L’ancien patron européen d’Uber encerclé par des taximen à la Gare du Midi (VIDEO)

Mark McGann a été encerclé ce mardi par une quinzaine de taximen à la Gare du Midi.

Pa. D.

Trois chauffeurs de taxi ont été emmenés au commissariat. Mark McGann entend déposer plainte.

Cela fait bientôt deux ans que Mark McGann ne travaille plus pour Uber même s’il reste actionnaire de la firme californienne. Les taximen bruxellois reconnaissent cependant toujours bien son visage. “Je suis très souvent à la Gare du Midi pour des trajets à Londres et à Amsterdam. Les insultes sont monnaie courante mais cela ne va pas plus loin d’habitude…”, nous explique l’ancien patron européen d’Uber.

Mais ce mardi, Mark McGann ne s’en cache pas : il a eu la peur de sa vie. “Comme cela fait quelques semaines qu’il y a des agressions de chauffeurs Uber à la Gare du Midi, mon chauffeur m’attendait au pied de la Tour du Midi. En marchant, j’ai vu des taximen faire sortir de force un passager d’un véhicule Uber. Quand ils m’ont vu, ils ont crié mon nom”, raconte notre interlocuteur.

L’ancien lobbyiste est rentré en vitesse dans la voiture. “Les trois meneurs qui réalisaient des contrôles ont été rapidement rejoints par une douzaine d’autres chauffeurs de taxis qui ont encerclé la voiture. Ils hurlaient des menaces en tapant sur les vitres. J’ai eu une trouille bleue que cela dégénère”, confie-t-il.

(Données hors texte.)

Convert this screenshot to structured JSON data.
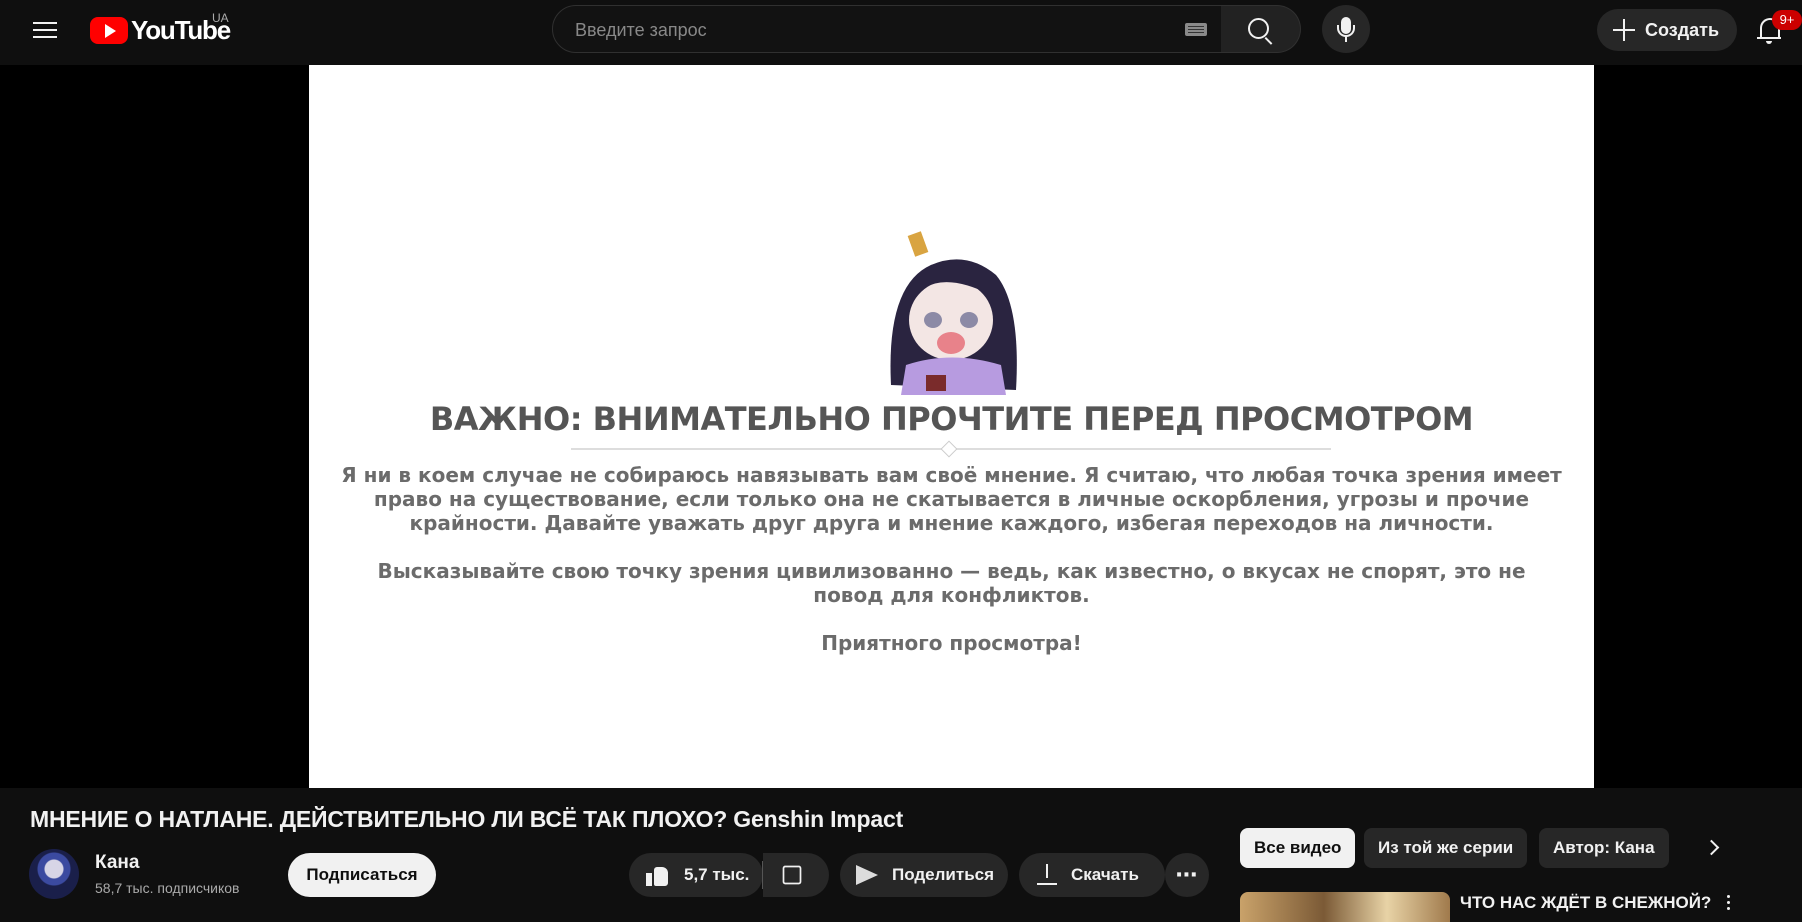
{
  "header": {
    "logo_text": "YouTube",
    "country_code": "UA",
    "search_placeholder": "Введите запрос",
    "create_label": "Создать",
    "notifications_badge": "9+"
  },
  "video": {
    "notice_title": "ВАЖНО: ВНИМАТЕЛЬНО ПРОЧТИТЕ ПЕРЕД ПРОСМОТРОМ",
    "paragraph1": "Я ни в коем случае не собираюсь навязывать вам своё мнение. Я считаю, что любая точка зрения имеет право на существование, если только она не скатывается в личные оскорбления, угрозы и прочие крайности. Давайте уважать друг друга и мнение каждого, избегая переходов на личности.",
    "paragraph2": "Высказывайте свою точку зрения цивилизованно — ведь, как известно, о вкусах не спорят, это не повод для конфликтов.",
    "paragraph3": "Приятного просмотра!"
  },
  "meta": {
    "title": "МНЕНИЕ О НАТЛАНЕ. ДЕЙСТВИТЕЛЬНО ЛИ ВСЁ ТАК ПЛОХО? Genshin Impact",
    "channel_name": "Кана",
    "subscribers": "58,7 тыс. подписчиков",
    "subscribe_label": "Подписаться",
    "like_count": "5,7 тыс.",
    "share_label": "Поделиться",
    "download_label": "Скачать",
    "more_label": "⋯"
  },
  "chips": [
    "Все видео",
    "Из той же серии",
    "Автор: Кана"
  ],
  "recommendation": {
    "title": "ЧТО НАС ЖДЁТ В СНЕЖНОЙ?"
  },
  "colors": {
    "background": "#0f0f0f",
    "brand_red": "#ff0000",
    "badge_red": "#cc0000",
    "pill_bg": "#272727"
  }
}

Ne parvenant pas à joindre la police, il partage sa mésaventure sur Twitter en demandant de l’aide. “Deux patrouilles de police sont arrivées sur les lieux. Ils ont interpellé les trois meneurs. Je vais porter plainte car j’en ai marre d’avoir peur alors qu’on est en Belgique, dans un état de droit. C’est la première fois que j’agis de la sorte, mais c’était la goutte d’eau…”

Lorsqu’il dirigeait Uber en Europe, Mark McGann recevait régulièrement des menaces. “À l’époque, j’avais même des gardes du corps car je recevais des menaces d’enlèvement. Encore aujourd’hui, je ne sors plus dans le centre-ville de Bruxelles le soir car il y a énormément de jeunes taximen qui sont parmi les plus virulents.”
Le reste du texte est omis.